Business Falls Off At End Of Second Quarter

Jim Phillips, Yarn Market Editor

A s the first half of the year draws to a close, yarn spinners find themselves in the recently uncommon position of facing uncertainties and asking questions about deteriorating business conditions.

For the past 18 months, the industry has seen a steady stream of business, often operating at full capacity — especially in ring-spun yarns — and with a healthy backlog of orders. Then, beginning about eight weeks ago, some spinners noticed the beginnings of a slowdown. And within the past four to six weeks, orders have been off substantially.

"Right now, I'm not really sure what's going on," said one Southeastern spinner. "Orders are definitely off a bit. Certainly, I would not classify business as bad, but it is not as brisk as it has been. We've been on a roll for a long time, and this is the first indication we have seen that it might be coming to an end."

Multiple spinners speculate that the recent slowdown might be attributable to several factors. "We saw from recent reports that economic growth in the past month or so has slowed somewhat," said one spinner. "Because of manufacturing and business cycles, many of the dramatically higher prices we've seen over the past six months only recently hit at retail. We're thinking that at least some of the recent slowdown is a result of consumer sticker shock."

Said another spinner: "Right now, I would say that business is off for multiple reasons. Price, I believe, is a factor, both for our customers and consumers at retail. But also, we believe that the supply pipeline is currently full. During the economic crisis, many retailers let their stocks dwindle to almost nothing. And when they did place orders to restock, they only bought just enough to replace what they had sold.
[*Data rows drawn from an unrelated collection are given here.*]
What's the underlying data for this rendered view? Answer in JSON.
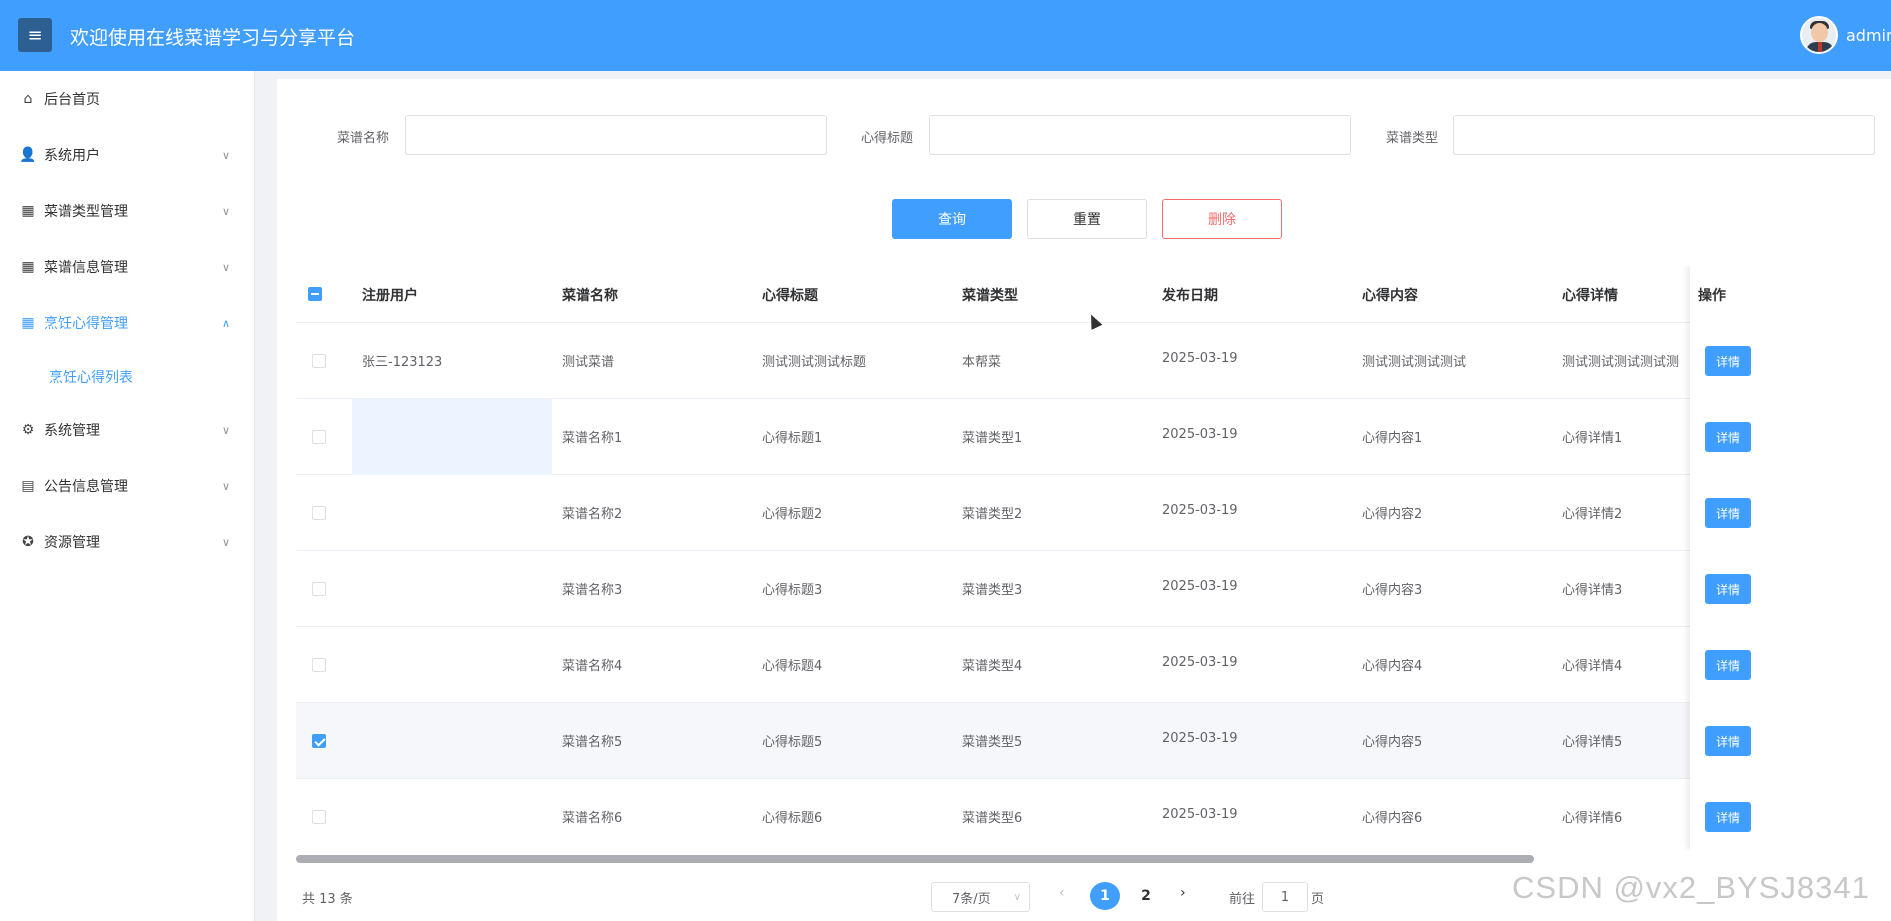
{
  "header": {
    "menu_icon": "menu-icon",
    "title": "欢迎使用在线菜谱学习与分享平台",
    "username": "admin",
    "color": "#409eff"
  },
  "sidebar": {
    "items": [
      {
        "label": "后台首页",
        "icon": "home-icon",
        "expandable": false
      },
      {
        "label": "系统用户",
        "icon": "user-icon",
        "expandable": true
      },
      {
        "label": "菜谱类型管理",
        "icon": "grid-icon",
        "expandable": true
      },
      {
        "label": "菜谱信息管理",
        "icon": "grid-icon",
        "expandable": true
      },
      {
        "label": "烹饪心得管理",
        "icon": "grid-icon",
        "expandable": true,
        "active": true
      },
      {
        "label": "系统管理",
        "icon": "gear-icon",
        "expandable": true
      },
      {
        "label": "公告信息管理",
        "icon": "document-icon",
        "expandable": true
      },
      {
        "label": "资源管理",
        "icon": "compass-icon",
        "expandable": true
      }
    ],
    "sub_item": "烹饪心得列表"
  },
  "search": {
    "fields": [
      {
        "label": "菜谱名称",
        "value": ""
      },
      {
        "label": "心得标题",
        "value": ""
      },
      {
        "label": "菜谱类型",
        "value": ""
      }
    ],
    "query_label": "查询",
    "reset_label": "重置",
    "delete_label": "删除"
  },
  "table": {
    "columns": [
      "注册用户",
      "菜谱名称",
      "心得标题",
      "菜谱类型",
      "发布日期",
      "心得内容",
      "心得详情",
      "操作"
    ],
    "detail_label": "详情",
    "rows": [
      {
        "user": "张三-123123",
        "name": "测试菜谱",
        "title": "测试测试测试标题",
        "type": "本帮菜",
        "date": "2025-03-19",
        "content": "测试测试测试测试",
        "detail": "测试测试测试测试测",
        "checked": false
      },
      {
        "user": "",
        "name": "菜谱名称1",
        "title": "心得标题1",
        "type": "菜谱类型1",
        "date": "2025-03-19",
        "content": "心得内容1",
        "detail": "心得详情1",
        "checked": false
      },
      {
        "user": "",
        "name": "菜谱名称2",
        "title": "心得标题2",
        "type": "菜谱类型2",
        "date": "2025-03-19",
        "content": "心得内容2",
        "detail": "心得详情2",
        "checked": false
      },
      {
        "user": "",
        "name": "菜谱名称3",
        "title": "心得标题3",
        "type": "菜谱类型3",
        "date": "2025-03-19",
        "content": "心得内容3",
        "detail": "心得详情3",
        "checked": false
      },
      {
        "user": "",
        "name": "菜谱名称4",
        "title": "心得标题4",
        "type": "菜谱类型4",
        "date": "2025-03-19",
        "content": "心得内容4",
        "detail": "心得详情4",
        "checked": false
      },
      {
        "user": "",
        "name": "菜谱名称5",
        "title": "心得标题5",
        "type": "菜谱类型5",
        "date": "2025-03-19",
        "content": "心得内容5",
        "detail": "心得详情5",
        "checked": true
      },
      {
        "user": "",
        "name": "菜谱名称6",
        "title": "心得标题6",
        "type": "菜谱类型6",
        "date": "2025-03-19",
        "content": "心得内容6",
        "detail": "心得详情6",
        "checked": false
      }
    ]
  },
  "pagination": {
    "total": "共 13 条",
    "page_size": "7条/页",
    "pages": [
      "1",
      "2"
    ],
    "current": "1",
    "goto_label": "前往",
    "goto_value": "1",
    "page_label": "页"
  },
  "watermark": "CSDN @vx2_BYSJ8341"
}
What's happening now is that the pipeline is full and retailers have sufficient inventory — or even excess inventory — and have slowed down their buying."
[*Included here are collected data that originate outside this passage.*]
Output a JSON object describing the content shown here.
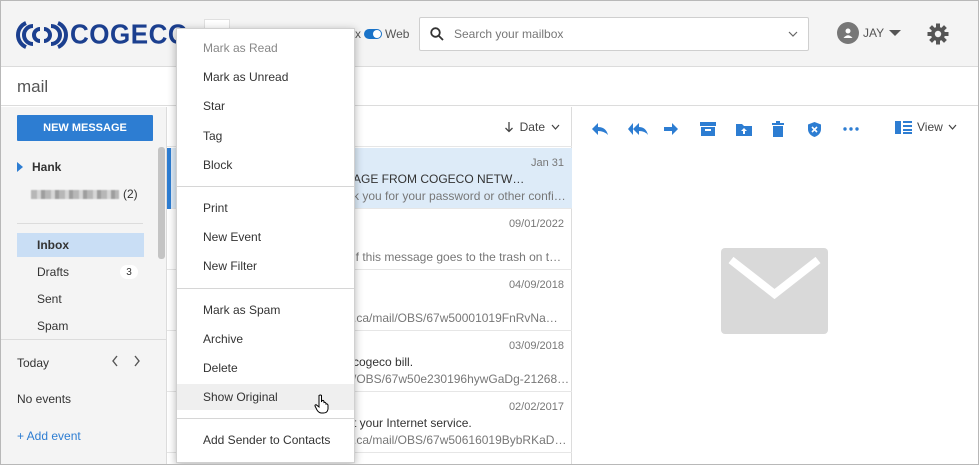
{
  "header": {
    "logo_text": "COGECO",
    "toggle_label_left": "x",
    "toggle_label_right": "Web",
    "search_placeholder": "Search your mailbox",
    "user_name": "JAY",
    "icons": [
      "search-icon",
      "chevron-down-icon",
      "avatar-icon",
      "caret-down-icon",
      "gear-icon"
    ],
    "brand_color": "#1b3f8f"
  },
  "page": {
    "title": "mail"
  },
  "sidebar": {
    "new_message_label": "NEW MESSAGE",
    "account_name": "Hank",
    "sub_account_count": "(2)",
    "folders": [
      {
        "label": "Inbox",
        "active": true,
        "count": ""
      },
      {
        "label": "Drafts",
        "active": false,
        "count": "3"
      },
      {
        "label": "Sent",
        "active": false,
        "count": ""
      },
      {
        "label": "Spam",
        "active": false,
        "count": ""
      }
    ],
    "calendar": {
      "today_label": "Today",
      "no_events": "No events",
      "add_event": "+ Add event"
    },
    "accent_color": "#2d7dd2"
  },
  "message_list": {
    "sort_label": "Date",
    "messages": [
      {
        "date": "Jan 31",
        "subject": "AGE FROM COGECO NETW…",
        "preview": "k you for your password or other confi…",
        "selected": true
      },
      {
        "date": "09/01/2022",
        "subject": "",
        "preview": "if this message goes to the trash on t…",
        "selected": false
      },
      {
        "date": "04/09/2018",
        "subject": "",
        "preview": ".ca/mail/OBS/67w50001019FnRvNa…",
        "selected": false
      },
      {
        "date": "03/09/2018",
        "subject": "cogeco bill.",
        "preview": "/OBS/67w50e230196hywGaDg-21268…",
        "selected": false
      },
      {
        "date": "02/02/2017",
        "subject": "t your Internet service.",
        "preview": ".ca/mail/OBS/67w50616019BybRKaD…",
        "selected": false
      }
    ]
  },
  "reading_pane": {
    "view_label": "View",
    "toolbar_icons": [
      "reply-icon",
      "reply-all-icon",
      "forward-icon",
      "archive-icon",
      "move-folder-icon",
      "delete-icon",
      "shield-icon",
      "more-icon"
    ]
  },
  "context_menu": {
    "groups": [
      [
        "Mark as Read",
        "Mark as Unread",
        "Star",
        "Tag",
        "Block"
      ],
      [
        "Print",
        "New Event",
        "New Filter"
      ],
      [
        "Mark as Spam",
        "Archive",
        "Delete",
        "Show Original"
      ],
      [
        "Add Sender to Contacts"
      ]
    ],
    "disabled_item": "Mark as Read",
    "hovered_item": "Show Original"
  }
}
Even further, some spinners speculate that a period of panic buying has come to an end. "We had a period there for awhile when capacity was so tight that many customers were afraid that if they did not place orders, they would be unable to get a position with a yarn manufacturer. So, to hedge against not having product, they placed orders for more than they needed. As capacity has become more available, they have reverted back to their normal practice of only buying enough product to fill their orders."

Third Quarter Uncertain
With the recent decrease in the volume and frequency of orders, yarn spinners are uncertain of what the last half of the year will bring. "Right now, it's anybody's guess," said one spinner. "Is what we've seen over the past few weeks just a glitch, or is it an indicator of what we will see through the end of the year?"
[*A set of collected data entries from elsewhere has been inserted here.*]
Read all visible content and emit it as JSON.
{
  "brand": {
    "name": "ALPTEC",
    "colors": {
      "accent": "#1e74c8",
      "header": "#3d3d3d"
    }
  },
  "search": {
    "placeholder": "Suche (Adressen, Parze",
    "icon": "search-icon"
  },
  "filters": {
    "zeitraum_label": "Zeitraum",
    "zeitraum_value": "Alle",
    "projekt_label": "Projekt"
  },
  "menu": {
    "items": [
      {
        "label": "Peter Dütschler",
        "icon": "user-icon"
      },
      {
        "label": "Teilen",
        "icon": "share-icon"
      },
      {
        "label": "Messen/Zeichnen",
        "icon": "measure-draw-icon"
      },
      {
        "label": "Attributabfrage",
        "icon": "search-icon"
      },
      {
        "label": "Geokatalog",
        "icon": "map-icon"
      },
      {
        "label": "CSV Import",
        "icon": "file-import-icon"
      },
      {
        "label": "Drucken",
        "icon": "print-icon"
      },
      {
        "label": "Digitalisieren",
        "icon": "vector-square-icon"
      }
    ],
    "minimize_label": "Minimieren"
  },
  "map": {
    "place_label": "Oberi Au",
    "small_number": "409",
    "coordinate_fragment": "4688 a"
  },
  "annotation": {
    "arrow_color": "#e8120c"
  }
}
Another spinner said, "We still remain cautiously optimistic that business will be steady, if not spectacular, over the remaining portion of the year. Right now, we think that as inventories at various points in the supply chain began to shrink once again, we will see more robust conditions."

Price Pressures Remain
Yarn spinners remain under increasing pressure to reduce prices, especially in light of the recent and rapid drop in cotton prices. "Price is always an issue, and it has become increasingly so in the past few weeks," said one spinner. "Customers see that raw material prices are dropping and want an immediate and corresponding drop in yarn prices. But it doesn't work that way. Spinners are still making yarn from cotton they bought when prices were much, much higher."

If there is any good news coming out of recent developments, it is that many spinners now have ample capacity to accept new orders and turn them around in a relatively timely manner. "A few months ago, we were struggling to deliver product as quickly as we had been able to do so previously," said one spinner. "We are certainly in a position now to accept orders and turn them."